Mereka juga merekomendasikan penerapan dan penggunaan situs “Safe houses” yang merupakan situs pelapor yang dirancang untuk melindungi anonimitas dan kebocoran informasi.
Situs tersebut juga dapat menerbitkan jurnal secara anonim, yaitu publikasi yang kontributornya tidak disebutkan namanya.
Mereka mengatakan bahwa intervensi ini dapat membantu para peneliti menyampaikan informasi kepada publik, tetapi tanpa khawatir tentang konsekuensi terikat secara pribadi dengan temuan mereka.

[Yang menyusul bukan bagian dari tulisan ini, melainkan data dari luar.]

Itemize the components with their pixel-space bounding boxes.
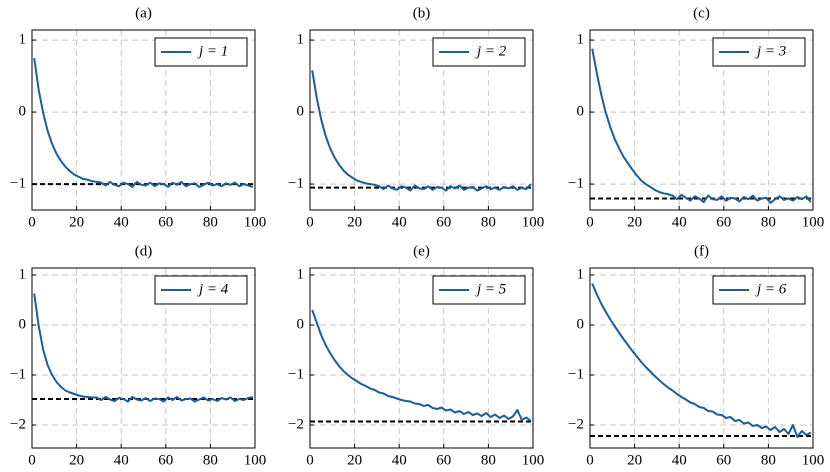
plot-area bbox=[590, 48, 813, 204]
legend-label: j = 6 bbox=[755, 281, 787, 297]
subplot: (b) 0 20 40 60 80 100 −1 0 1 j = 2 bbox=[288, 5, 544, 230]
axes-frame bbox=[589, 267, 814, 449]
y-tick-label: −1 bbox=[10, 176, 26, 192]
x-tick-label: 0 bbox=[586, 452, 594, 468]
legend-box bbox=[154, 37, 248, 67]
y-tick-label: 0 bbox=[297, 316, 305, 332]
y-tick-label: 0 bbox=[577, 104, 585, 120]
y-tick-label: 1 bbox=[19, 32, 27, 48]
subplot-title: (f) bbox=[694, 243, 709, 259]
x-tick-label: 20 bbox=[347, 214, 362, 230]
x-tick-label: 0 bbox=[586, 214, 594, 230]
y-tick-label: −1 bbox=[288, 176, 304, 192]
subplot-title: (a) bbox=[135, 5, 152, 21]
x-tick-label: 100 bbox=[244, 452, 267, 468]
x-tick-label: 80 bbox=[761, 214, 776, 230]
y-tick-label: 0 bbox=[19, 104, 27, 120]
x-tick-label: 60 bbox=[436, 452, 451, 468]
axes-frame bbox=[31, 267, 256, 449]
y-tick-label: 1 bbox=[297, 32, 305, 48]
data-line bbox=[311, 309, 532, 422]
x-tick-label: 40 bbox=[392, 214, 407, 230]
subplot-title: (c) bbox=[693, 5, 710, 21]
y-tick-label: −2 bbox=[10, 416, 26, 432]
subplot: (c) 0 20 40 60 80 100 −1 0 1 j = 3 bbox=[568, 5, 824, 230]
x-tick-label: 100 bbox=[802, 452, 825, 468]
axes-frame bbox=[309, 29, 534, 211]
x-tick-label: 0 bbox=[28, 214, 36, 230]
x-tick-label: 60 bbox=[158, 452, 173, 468]
legend-label: j = 5 bbox=[475, 281, 507, 297]
y-tick-label: 1 bbox=[577, 266, 585, 282]
x-tick-label: 60 bbox=[436, 214, 451, 230]
data-line bbox=[311, 70, 532, 192]
data-line bbox=[591, 48, 812, 204]
x-tick-label: 60 bbox=[716, 214, 731, 230]
axes-frame bbox=[31, 29, 256, 211]
data-line bbox=[591, 283, 812, 438]
y-tick-label: 0 bbox=[297, 104, 305, 120]
x-tick-label: 20 bbox=[347, 452, 362, 468]
legend-label: j = 1 bbox=[197, 43, 228, 59]
y-tick-label: −1 bbox=[568, 366, 584, 382]
subplot: (d) 0 20 40 60 80 100 −2 −1 0 1 j = 4 bbox=[10, 243, 266, 468]
y-tick-label: −1 bbox=[568, 176, 584, 192]
subplot-title: (b) bbox=[413, 5, 431, 21]
axes-frame bbox=[589, 29, 814, 211]
x-tick-label: 80 bbox=[203, 452, 218, 468]
x-tick-label: 100 bbox=[522, 452, 545, 468]
subplot: (f) 0 20 40 60 80 100 −2 −1 0 1 j = 6 bbox=[568, 243, 824, 468]
x-tick-label: 0 bbox=[306, 452, 314, 468]
y-tick-label: −1 bbox=[288, 366, 304, 382]
legend-label: j = 2 bbox=[475, 43, 507, 59]
x-tick-label: 60 bbox=[716, 452, 731, 468]
plot-area bbox=[310, 309, 533, 423]
y-tick-label: 0 bbox=[577, 316, 585, 332]
subplot-title: (d) bbox=[135, 243, 153, 259]
x-tick-label: 60 bbox=[158, 214, 173, 230]
y-tick-label: −1 bbox=[10, 366, 26, 382]
x-tick-label: 20 bbox=[69, 452, 84, 468]
x-tick-label: 40 bbox=[114, 214, 129, 230]
y-tick-label: 1 bbox=[297, 266, 305, 282]
x-tick-label: 100 bbox=[522, 214, 545, 230]
plot-area bbox=[310, 70, 533, 192]
subplot: (a) 0 20 40 60 80 100 −1 0 1 j = 1 bbox=[10, 5, 266, 230]
y-tick-label: 1 bbox=[577, 32, 585, 48]
x-tick-label: 40 bbox=[672, 452, 687, 468]
axes-frame bbox=[309, 267, 534, 449]
data-line bbox=[33, 293, 253, 403]
x-tick-label: 20 bbox=[627, 452, 642, 468]
x-tick-label: 0 bbox=[28, 452, 36, 468]
x-tick-label: 20 bbox=[627, 214, 642, 230]
legend-label: j = 3 bbox=[755, 43, 786, 59]
y-tick-label: −2 bbox=[288, 416, 304, 432]
x-tick-label: 80 bbox=[481, 452, 496, 468]
x-tick-label: 100 bbox=[244, 214, 267, 230]
x-tick-label: 20 bbox=[69, 214, 84, 230]
x-tick-label: 100 bbox=[802, 214, 825, 230]
plot-area bbox=[32, 293, 255, 403]
x-tick-label: 40 bbox=[114, 452, 129, 468]
x-tick-label: 80 bbox=[761, 452, 776, 468]
subplot-title: (e) bbox=[413, 243, 430, 259]
plot-area bbox=[590, 283, 813, 438]
subplot: (e) 0 20 40 60 80 100 −2 −1 0 1 j = 5 bbox=[288, 243, 544, 468]
y-tick-label: 0 bbox=[19, 316, 27, 332]
x-tick-label: 40 bbox=[392, 452, 407, 468]
x-tick-label: 80 bbox=[481, 214, 496, 230]
y-tick-label: 1 bbox=[19, 266, 27, 282]
y-tick-label: −2 bbox=[568, 416, 584, 432]
x-tick-label: 80 bbox=[203, 214, 218, 230]
x-tick-label: 40 bbox=[672, 214, 687, 230]
x-tick-label: 0 bbox=[306, 214, 314, 230]
legend-label: j = 4 bbox=[197, 281, 229, 297]
plot-area bbox=[32, 57, 255, 188]
data-line bbox=[33, 57, 254, 188]
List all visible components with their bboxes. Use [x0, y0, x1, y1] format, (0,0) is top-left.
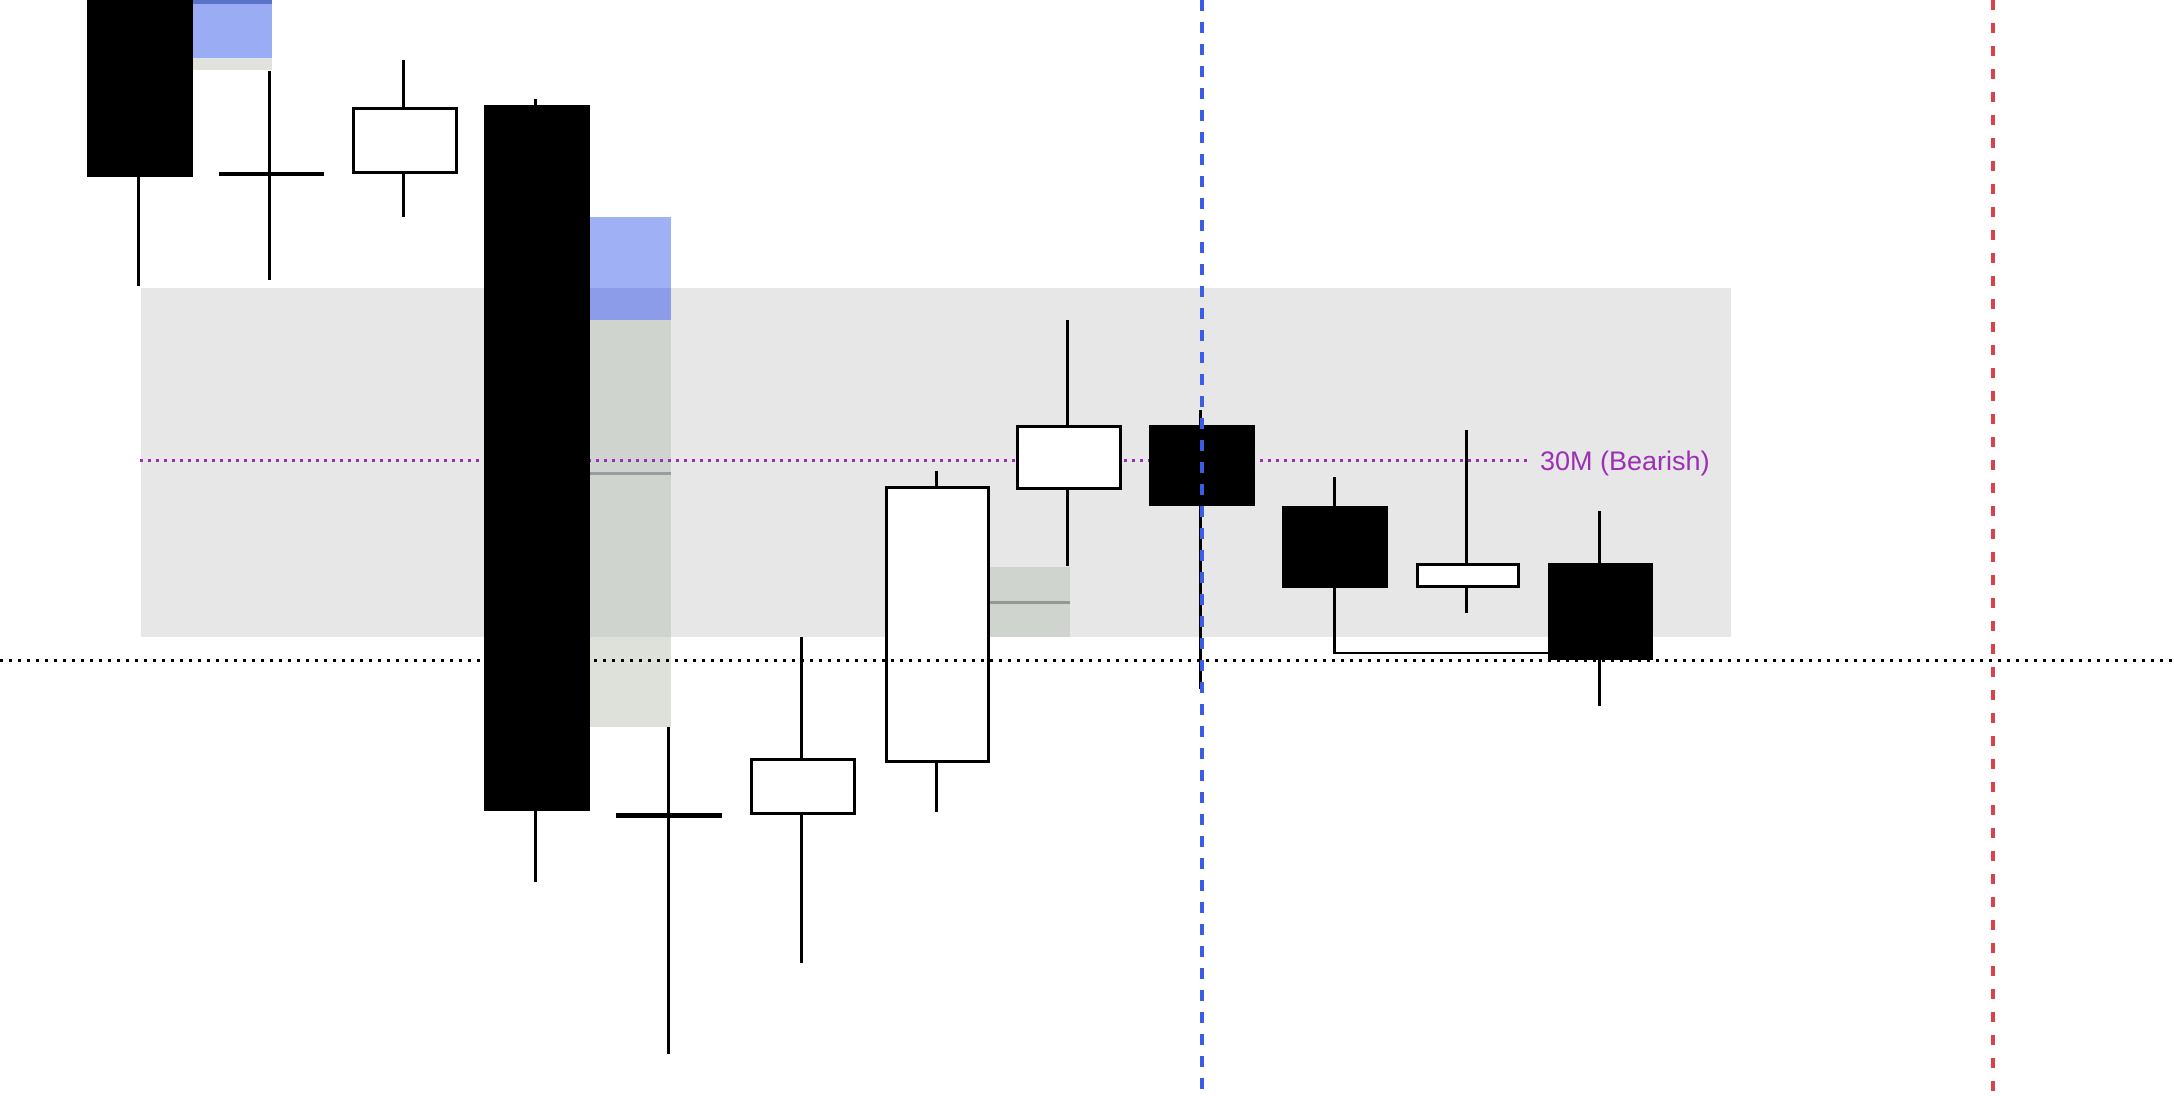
minor-zone-midline: [990, 601, 1070, 604]
low-connector-line: [1336, 652, 1548, 654]
candle-4-upper-wick[interactable]: [534, 99, 537, 105]
candle-10-body[interactable]: [1282, 506, 1388, 588]
candle-8-body[interactable]: [1016, 425, 1122, 490]
candle-10-lower-wick[interactable]: [1332, 588, 1336, 654]
timeframe-alert-label: 30M (Bearish): [1540, 446, 1710, 476]
demand-column-lower: [590, 637, 671, 727]
candle-1-body[interactable]: [87, 0, 193, 177]
candle-5-open-close-bar[interactable]: [616, 813, 722, 818]
candle-5-wick[interactable]: [667, 727, 670, 1054]
candle-2-open-close-bar[interactable]: [219, 172, 324, 176]
candle-3-body[interactable]: [352, 107, 458, 174]
candle-11-lower-wick[interactable]: [1465, 588, 1468, 613]
candle-10-upper-wick[interactable]: [1332, 477, 1336, 506]
key-level-line: [0, 659, 2174, 662]
candle-11-body[interactable]: [1416, 563, 1520, 588]
fvg-box-1: [193, 4, 272, 58]
candle-12-upper-wick[interactable]: [1597, 511, 1601, 563]
fvg-box-2-upper: [590, 217, 671, 288]
candle-12-body[interactable]: [1548, 563, 1653, 660]
candle-8-upper-wick[interactable]: [1066, 320, 1069, 425]
session-divider-blue: [1200, 0, 1204, 1096]
candle-4-lower-wick[interactable]: [534, 811, 537, 882]
candle-7-body[interactable]: [885, 486, 990, 763]
candle-3-lower-wick[interactable]: [402, 174, 405, 217]
fvg-box-1-top-border: [193, 0, 272, 4]
candle-3-upper-wick[interactable]: [402, 60, 405, 107]
candle-12-lower-wick[interactable]: [1597, 660, 1601, 706]
demand-column-upper: [590, 320, 671, 637]
candle-6-body[interactable]: [750, 758, 856, 815]
demand-column-midline: [590, 472, 671, 475]
candle-7-upper-wick[interactable]: [934, 471, 938, 486]
candle-1-lower-wick[interactable]: [137, 177, 140, 286]
candle-6-upper-wick[interactable]: [800, 637, 803, 758]
candle-11-upper-wick[interactable]: [1465, 430, 1468, 563]
candle-4-body[interactable]: [484, 105, 590, 811]
fvg-box-2-lower: [590, 288, 671, 320]
candle-8-lower-wick[interactable]: [1066, 490, 1069, 566]
candle-7-lower-wick[interactable]: [934, 763, 938, 812]
session-divider-red: [1991, 0, 1995, 1096]
timeframe-alert-line: [140, 459, 1528, 462]
candle-6-lower-wick[interactable]: [800, 815, 803, 963]
fvg-box-1-gap-strip: [193, 58, 272, 70]
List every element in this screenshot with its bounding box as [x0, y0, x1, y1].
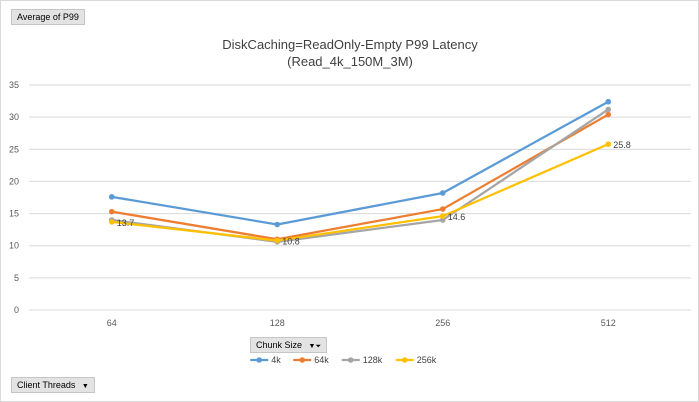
filter-dropdown-icon: ▼⏷ [308, 343, 322, 350]
data-label: 14.6 [448, 212, 466, 222]
x-tick-label: 512 [601, 318, 616, 328]
legend-marker [401, 357, 408, 363]
y-tick-label: 10 [9, 241, 19, 251]
chunk-size-field-label: Chunk Size [256, 340, 303, 350]
data-point [605, 111, 612, 118]
data-point [108, 194, 115, 200]
y-tick-label: 20 [9, 176, 19, 186]
data-labels: 13.7 10.8 14.6 25.8 [117, 140, 631, 246]
x-axis: 64 128 256 512 [107, 318, 616, 328]
data-point [108, 208, 115, 215]
client-threads-field-button[interactable]: Client Threads ▼ [11, 377, 95, 393]
gridlines [29, 84, 691, 311]
legend-label: 128k [363, 355, 383, 365]
chunk-size-field-button[interactable]: Chunk Size ▼⏷ [250, 337, 328, 353]
legend-item-4k[interactable]: 4k [250, 355, 281, 365]
data-point [108, 219, 115, 225]
legend-label: 4k [271, 355, 281, 365]
data-point [274, 221, 281, 228]
client-threads-field-label: Client Threads [17, 380, 76, 390]
y-tick-label: 25 [9, 144, 19, 154]
data-label: 10.8 [282, 237, 300, 247]
data-point [439, 213, 446, 219]
data-point [439, 190, 446, 196]
legend-label: 64k [314, 355, 329, 365]
data-label: 13.7 [117, 218, 135, 228]
legend-item-256k[interactable]: 256k [395, 355, 437, 365]
y-tick-label: 15 [9, 209, 19, 219]
legend: 4k 64k 128k 256k [250, 355, 437, 365]
x-tick-label: 256 [435, 318, 450, 328]
legend-item-64k[interactable]: 64k [293, 355, 329, 365]
series-4k [108, 98, 612, 228]
x-tick-label: 64 [107, 318, 117, 328]
series-256k [108, 141, 612, 244]
y-axis: 0 5 10 15 20 25 30 35 [9, 80, 19, 315]
y-tick-label: 35 [9, 80, 19, 90]
chart-title: DiskCaching=ReadOnly-Empty P99 Latency [222, 37, 478, 52]
legend-marker [347, 357, 354, 363]
series-layer [108, 98, 612, 245]
y-tick-label: 0 [14, 305, 19, 315]
series-line [111, 113, 609, 241]
x-tick-label: 128 [270, 318, 285, 328]
series-line [111, 143, 609, 242]
y-tick-label: 30 [9, 112, 19, 122]
legend-marker [299, 357, 306, 363]
legend-marker [256, 357, 263, 363]
y-tick-label: 5 [14, 273, 19, 283]
value-field-label: Average of P99 [17, 12, 79, 22]
data-point [605, 98, 612, 105]
legend-label: 256k [417, 355, 437, 365]
chevron-down-icon: ▼ [81, 383, 89, 390]
data-point [274, 237, 281, 244]
series-line [111, 100, 609, 226]
data-point [605, 141, 612, 147]
series-64k [108, 111, 612, 243]
value-field-button[interactable]: Average of P99 [11, 9, 85, 25]
data-point [439, 217, 446, 223]
data-point [439, 206, 446, 212]
data-label: 25.8 [613, 140, 631, 150]
legend-item-128k[interactable]: 128k [341, 355, 383, 365]
chart-subtitle: (Read_4k_150M_3M) [287, 54, 413, 69]
data-point [605, 106, 612, 113]
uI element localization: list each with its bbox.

Penulis mencatat bahwa beberapa organisasi mengadvokasi perubahan, khususnya di Indonesia.
Beberapa contoh dari kelompok ini termasuk Kaukus Indonesia untuk Kebebasan Akademik dan LBH Jakarta, yang berorganisasi untuk mendukung konservasi dan menggagalkan upaya membungkam para peneliti.
Mereka juga mencatat bahwa penindasan ilmiah sama sekali tidak hanya terjadi di Indonesia. Penindasan ilmiah sama sekali tidak unik di Indonesia.
Sebuah survei ahli ekologi baru-baru ini di Australia menemukan campur tangan pemerintah yang meluas yang menghambat debat publik dan pembuatan kebijakan.
“Saya pikir para ilmuwan memiliki tanggung jawab yang sangat serius untuk mencoba mengomunikasikan apa yang sedang terjadi di dunia. Apa yang terjadi di sini adalah masalah yang lebih besar daripada yang dibicarakan,” kata Laurance.
“Perlu ada cara untuk mengeluarkan informasi, tetapi para ilmuwan di banyak negara sedang berjuang keras.”